NavList:
A Community Devoted to the Preservation and Practice of Celestial Navigation and Other Methods of Traditional Wayfinding
From: Gary LaPook
Date: 2020 Sep 15, 11:29 -0700
For a low altitude observation ~ 0° the radius of the circle is 5,400 nm. The circumfrence is 33,929 nm so one degree along that circumfrence 94 nm. From where would you plot that azimuth? You can't do it from your AP but must do it from the GP. The scale errors would not allow much accuracy. However, you can establish an "Estimated Position" or MPP, Most Probable Position, by dropping a perpendicular from the DR to the LOP. However this is NOT a fix since any error or uncertainty in the DR is carried forward onto the MPP. If you use your DR as your AP (Bygrave slide rule, HO 211, HO 208, etc. but not HO 249 or HO 229) then the intersection of the azimuth line with the LOP is automatically your MPP. In flight navigation it is standard to allow for a DR error of 10% of the distance flown but I have never seen a similar estimate for DR uncertainty in marine navigation.
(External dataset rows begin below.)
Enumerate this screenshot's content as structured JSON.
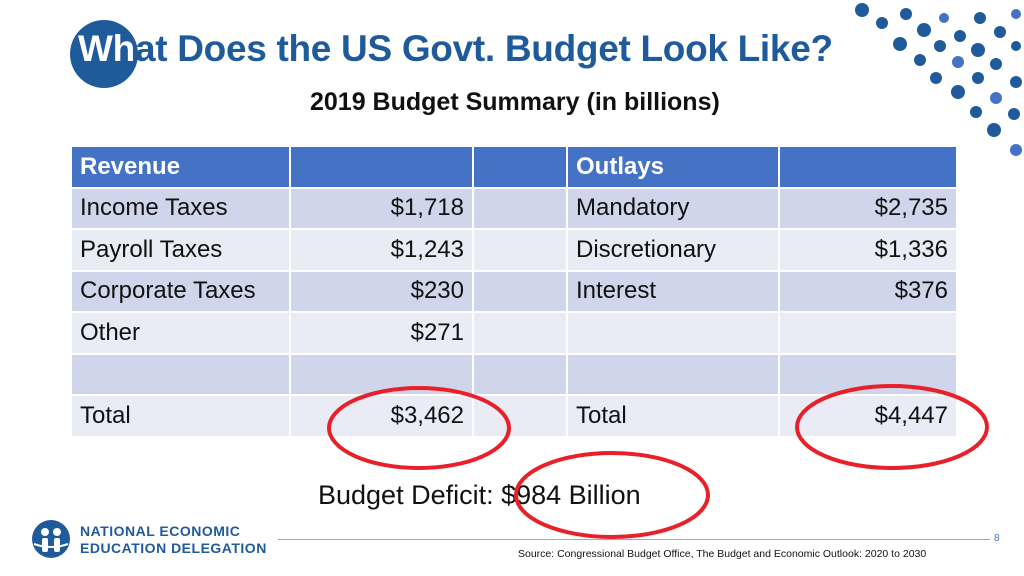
{
  "title": {
    "highlight": "Wh",
    "rest": "at Does the US Govt. Budget Look Like?"
  },
  "subtitle": "2019 Budget Summary (in billions)",
  "table": {
    "headers": [
      "Revenue",
      "",
      "",
      "Outlays",
      ""
    ],
    "rows": [
      [
        "Income Taxes",
        "$1,718",
        "",
        "Mandatory",
        "$2,735"
      ],
      [
        "Payroll Taxes",
        "$1,243",
        "",
        "Discretionary",
        "$1,336"
      ],
      [
        "Corporate Taxes",
        "$230",
        "",
        "Interest",
        "$376"
      ],
      [
        "Other",
        "$271",
        "",
        "",
        ""
      ],
      [
        "",
        "",
        "",
        "",
        ""
      ],
      [
        "Total",
        "$3,462",
        "",
        "Total",
        "$4,447"
      ]
    ]
  },
  "deficit": "Budget Deficit: $984 Billion",
  "logo": {
    "line1": "NATIONAL ECONOMIC",
    "line2": "EDUCATION DELEGATION"
  },
  "page_number": "8",
  "source": "Source: Congressional Budget Office, The Budget and Economic Outlook: 2020 to 2030",
  "colors": {
    "brand": "#1f5b9a",
    "header": "#4472c4",
    "row_odd": "#cfd5ea",
    "row_even": "#e9ebf5",
    "highlight_ring": "#e8202a"
  }
}
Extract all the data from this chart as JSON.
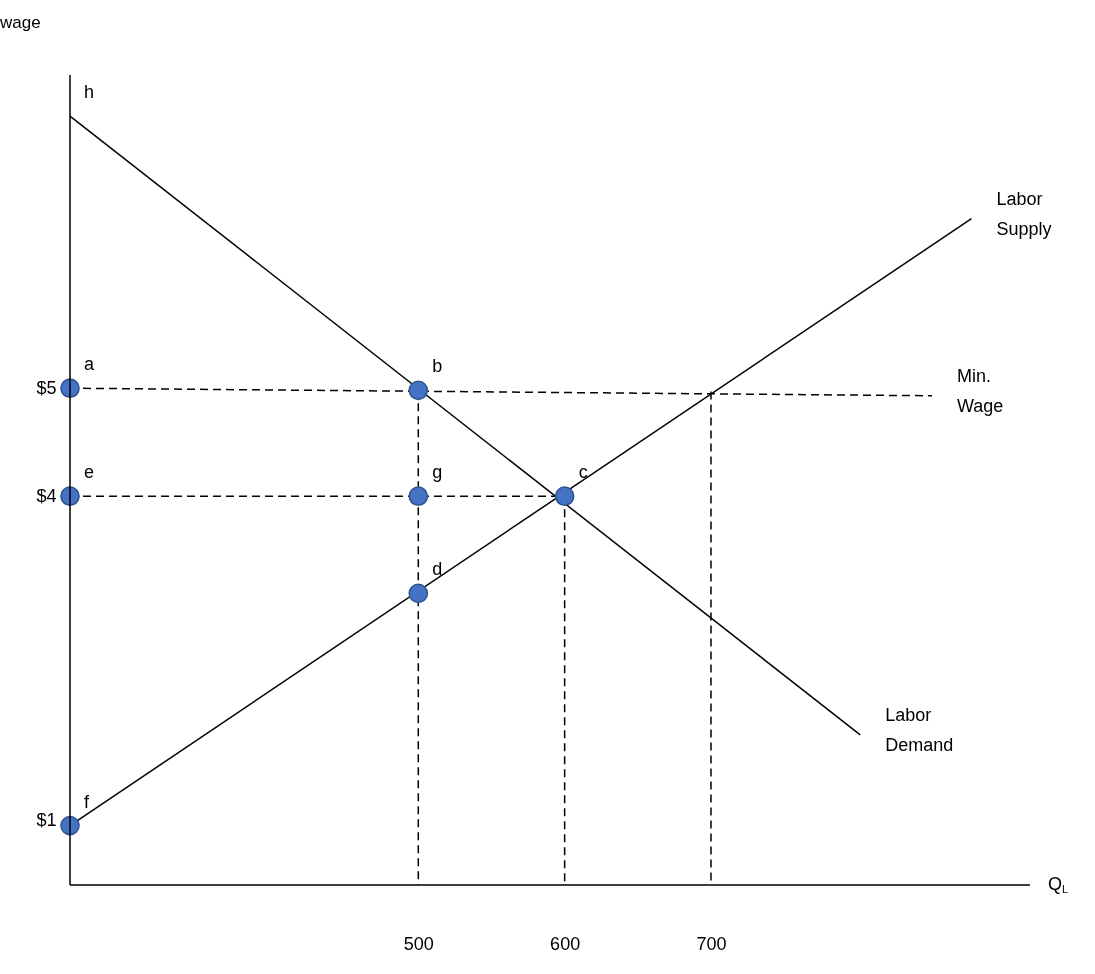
{
  "chart_data": {
    "type": "line",
    "xlabel": "Q$_{L}$",
    "ylabel": "wage",
    "xlim": [
      262,
      918
    ],
    "ylim": [
      0.4,
      7.9
    ],
    "xticks": [
      500,
      600,
      700
    ],
    "yticks": [
      {
        "value": 1,
        "label": "$1"
      },
      {
        "value": 4,
        "label": "$4"
      },
      {
        "value": 5,
        "label": "$5"
      }
    ],
    "grid": false,
    "series": [
      {
        "name": "Labor Supply",
        "type": "line",
        "line_style": "solid",
        "color": "#000000",
        "x": [
          262,
          878
        ],
        "values": [
          0.95,
          6.57
        ]
      },
      {
        "name": "Labor Demand",
        "type": "line",
        "line_style": "solid",
        "color": "#000000",
        "x": [
          262,
          802
        ],
        "values": [
          7.52,
          1.79
        ]
      },
      {
        "name": "Min. Wage",
        "type": "line",
        "line_style": "dashed",
        "color": "#000000",
        "x": [
          262,
          851
        ],
        "values": [
          5,
          4.93
        ]
      },
      {
        "type": "line",
        "line_style": "dashed",
        "color": "#000000",
        "x": [
          262,
          600
        ],
        "values": [
          4,
          4
        ]
      },
      {
        "type": "line",
        "line_style": "dashed",
        "color": "#000000",
        "x": [
          500,
          500
        ],
        "values": [
          4.98,
          0.4
        ]
      },
      {
        "type": "line",
        "line_style": "dashed",
        "color": "#000000",
        "x": [
          600,
          600
        ],
        "values": [
          4,
          0.4
        ]
      },
      {
        "type": "line",
        "line_style": "dashed",
        "color": "#000000",
        "x": [
          700,
          700
        ],
        "values": [
          4.97,
          0.4
        ]
      },
      {
        "type": "scatter",
        "marker": "circle",
        "color": "#4472c4",
        "x": [
          262,
          500,
          262,
          500,
          600,
          500,
          262
        ],
        "values": [
          5,
          4.98,
          4,
          4,
          4,
          3.1,
          0.95
        ]
      }
    ],
    "annotations": [
      {
        "text": "h",
        "x": 262,
        "y": 7.52
      },
      {
        "text": "a",
        "x": 262,
        "y": 5
      },
      {
        "text": "b",
        "x": 500,
        "y": 4.98
      },
      {
        "text": "e",
        "x": 262,
        "y": 4
      },
      {
        "text": "g",
        "x": 500,
        "y": 4
      },
      {
        "text": "c",
        "x": 600,
        "y": 4
      },
      {
        "text": "d",
        "x": 500,
        "y": 3.1
      },
      {
        "text": "f",
        "x": 262,
        "y": 0.95
      }
    ]
  }
}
But using this estimate, then after a day of sailing without a fix the uncertainty circle would be about 12 NM radius so you can mark out along the LOP that estimate both to the right and left of the MPP and you are unlikly to be further out along the LOP. And you should remember that the LOP is thick, about 1.5 nm on each side of the plotted line to allow for commonly accepted accuracy in celestial observations.